# TAHLR Supplement: Document Term Matrices 

This TAHLR supplement shows how to build a document term matrix (DTM) on your own set of files, using the first three books of Homer's *Odyssey* (as found in the `data/texts/lyoc` folder from Week 2) and CountVectorizer and TfidfTransformer from scikit-learn.

In [None]:
# Imports

import nltk
from nltk import word_tokenize

In [None]:
# Get list of files

from glob import glob

files = sorted(glob('../data/texts/lyoc/*.txt'))

print(len(files))

In [None]:
# Make list of texts

texts = []

for file in files:
    with open(file, 'r', encoding='utf-8') as f:
        text = f.read()
        texts.append(text)

print(len(texts))

In [None]:
type(texts[0])

In [None]:
## NB: Need to install scikit-learn first
# pip install -U scikit-learn

In [None]:
from sklearn.feature_extraction.text import CountVectorizer

In [None]:
MIN_DF = 2
MAX_DF = 2
LOWERCASE = True
STOPWORDS = None
TOKEN_PATTERN = r'\b[^\W\d_]+\b'

# cf. https://stackoverflow.com/a/35615151
# min_df is used for removing terms that appear too infrequently.
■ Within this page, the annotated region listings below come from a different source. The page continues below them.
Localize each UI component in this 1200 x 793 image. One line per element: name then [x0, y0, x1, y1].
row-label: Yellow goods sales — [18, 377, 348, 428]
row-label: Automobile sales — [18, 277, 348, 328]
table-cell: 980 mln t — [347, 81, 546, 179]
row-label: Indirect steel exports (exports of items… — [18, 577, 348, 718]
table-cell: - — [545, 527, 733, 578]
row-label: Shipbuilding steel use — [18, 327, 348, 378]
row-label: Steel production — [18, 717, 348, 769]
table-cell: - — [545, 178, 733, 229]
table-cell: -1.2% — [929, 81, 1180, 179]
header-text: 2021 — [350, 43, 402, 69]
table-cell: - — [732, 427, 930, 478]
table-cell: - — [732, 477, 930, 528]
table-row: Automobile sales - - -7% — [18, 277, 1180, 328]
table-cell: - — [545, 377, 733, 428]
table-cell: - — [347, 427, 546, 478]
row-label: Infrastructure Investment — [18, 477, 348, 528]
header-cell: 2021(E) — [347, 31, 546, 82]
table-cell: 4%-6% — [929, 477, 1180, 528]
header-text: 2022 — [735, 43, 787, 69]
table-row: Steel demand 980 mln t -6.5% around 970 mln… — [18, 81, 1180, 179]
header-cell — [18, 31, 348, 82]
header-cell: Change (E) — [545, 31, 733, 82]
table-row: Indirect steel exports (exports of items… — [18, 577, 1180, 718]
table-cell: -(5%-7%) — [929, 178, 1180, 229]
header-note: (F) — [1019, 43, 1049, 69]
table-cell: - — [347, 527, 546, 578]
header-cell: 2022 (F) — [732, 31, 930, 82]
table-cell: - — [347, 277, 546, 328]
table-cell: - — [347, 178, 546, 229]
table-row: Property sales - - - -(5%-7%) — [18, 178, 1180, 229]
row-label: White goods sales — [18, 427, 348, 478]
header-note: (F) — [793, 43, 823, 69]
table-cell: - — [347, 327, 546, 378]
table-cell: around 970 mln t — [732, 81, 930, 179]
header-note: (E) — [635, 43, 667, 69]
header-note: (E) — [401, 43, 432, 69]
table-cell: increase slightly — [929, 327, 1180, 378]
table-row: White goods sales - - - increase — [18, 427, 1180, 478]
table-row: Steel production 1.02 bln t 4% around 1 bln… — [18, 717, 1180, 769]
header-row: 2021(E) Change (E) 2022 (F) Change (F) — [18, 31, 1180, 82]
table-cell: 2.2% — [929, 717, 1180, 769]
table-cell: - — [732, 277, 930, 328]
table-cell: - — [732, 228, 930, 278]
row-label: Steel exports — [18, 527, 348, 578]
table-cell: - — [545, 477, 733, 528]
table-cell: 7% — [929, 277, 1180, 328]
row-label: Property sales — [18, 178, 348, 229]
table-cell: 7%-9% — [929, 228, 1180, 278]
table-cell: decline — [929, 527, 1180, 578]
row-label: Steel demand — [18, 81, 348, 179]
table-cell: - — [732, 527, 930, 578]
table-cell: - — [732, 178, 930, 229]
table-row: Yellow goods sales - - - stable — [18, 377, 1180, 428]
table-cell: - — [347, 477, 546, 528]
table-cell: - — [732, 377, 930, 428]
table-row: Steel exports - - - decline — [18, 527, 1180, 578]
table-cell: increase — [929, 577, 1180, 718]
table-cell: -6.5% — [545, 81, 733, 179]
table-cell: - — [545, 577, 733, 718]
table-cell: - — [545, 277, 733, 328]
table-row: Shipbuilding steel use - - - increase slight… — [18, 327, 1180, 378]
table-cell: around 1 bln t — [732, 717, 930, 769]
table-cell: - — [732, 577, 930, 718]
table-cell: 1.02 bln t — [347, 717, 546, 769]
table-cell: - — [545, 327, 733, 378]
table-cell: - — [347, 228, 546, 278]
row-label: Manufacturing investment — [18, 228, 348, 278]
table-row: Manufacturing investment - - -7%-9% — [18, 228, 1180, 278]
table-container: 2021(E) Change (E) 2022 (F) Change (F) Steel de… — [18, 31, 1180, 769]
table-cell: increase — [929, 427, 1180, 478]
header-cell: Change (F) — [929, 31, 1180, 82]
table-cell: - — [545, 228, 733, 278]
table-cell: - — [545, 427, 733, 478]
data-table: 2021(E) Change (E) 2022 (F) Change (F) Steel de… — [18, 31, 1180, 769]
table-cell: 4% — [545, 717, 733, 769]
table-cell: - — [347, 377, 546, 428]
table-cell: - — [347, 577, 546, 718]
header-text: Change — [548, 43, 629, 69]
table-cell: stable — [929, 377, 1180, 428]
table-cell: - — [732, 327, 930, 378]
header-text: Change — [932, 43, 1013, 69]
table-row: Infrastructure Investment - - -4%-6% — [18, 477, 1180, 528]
For example:
#     min_df = 0.01 means "ignore terms that appear in less than 1% of the documents".
#     min_df = 5 means "ignore terms that appear in less than 5 documents".
# max_df is used for removing terms that appear too frequently, also known as "corpus-specific stop words". For example:
#     max_df = 0.50 means "ignore terms that appear in more than 50% of the documents".
#     max_df = 25 means "ignore terms that appear in more than 25 documents".

CV = CountVectorizer(input='content', min_df=MIN_DF, max_df=MAX_DF, stop_words=None, lowercase=LOWERCASE, token_pattern=TOKEN_PATTERN)

In [None]:
type(CV)

In [None]:
CV.get_params()

In [None]:
dtm = CV.fit_transform(texts)

In [None]:
print(type(dtm))

In [None]:
vocab = CV.get_feature_names_out()

In [None]:
print(vocab[:10])

In [None]:
def filename2label(filename):
    return filename.split('/')[-1].split('.')[0]

labels = [filename2label(file) for file in files]
print(labels)

In [None]:
## NB: Need to install scikit-learn first
# pip install -U pandas

In [None]:
import pandas as pd

In [None]:
df = pd.DataFrame(dtm.toarray(), columns=vocab, index=labels)

In [None]:
df

In [None]:
df['ῥοδοδάκτυλος']

In [None]:
df.loc['homer-odyssey-1']

In [None]:
df.loc['homer-odyssey-1'].sort_values(ascending=False).head(10)

In [None]:
od1_dict = df.loc['homer-odyssey-1'].to_dict()

In [None]:
print(dict(list(od1_dict.items())[:10]))

In [None]:
from sklearn.feature_extraction.text import TfidfTransformer

TT = TfidfTransformer(use_idf=True).fit(dtm)
tfidf_dtm = TT.transform(dtm)

In [None]:
tfidf_df = pd.DataFrame(tfidf_dtm.toarray(), columns=CV.get_feature_names_out(), index=labels)

In [None]:
tfidf_df.iloc[0].sort_values(ascending=False).head(10)

In [None]:
tfidf_df.iloc[1].sort_values(ascending=False).head(10)

In [None]:
tfidf_df.iloc[2].sort_values(ascending=False).head(10)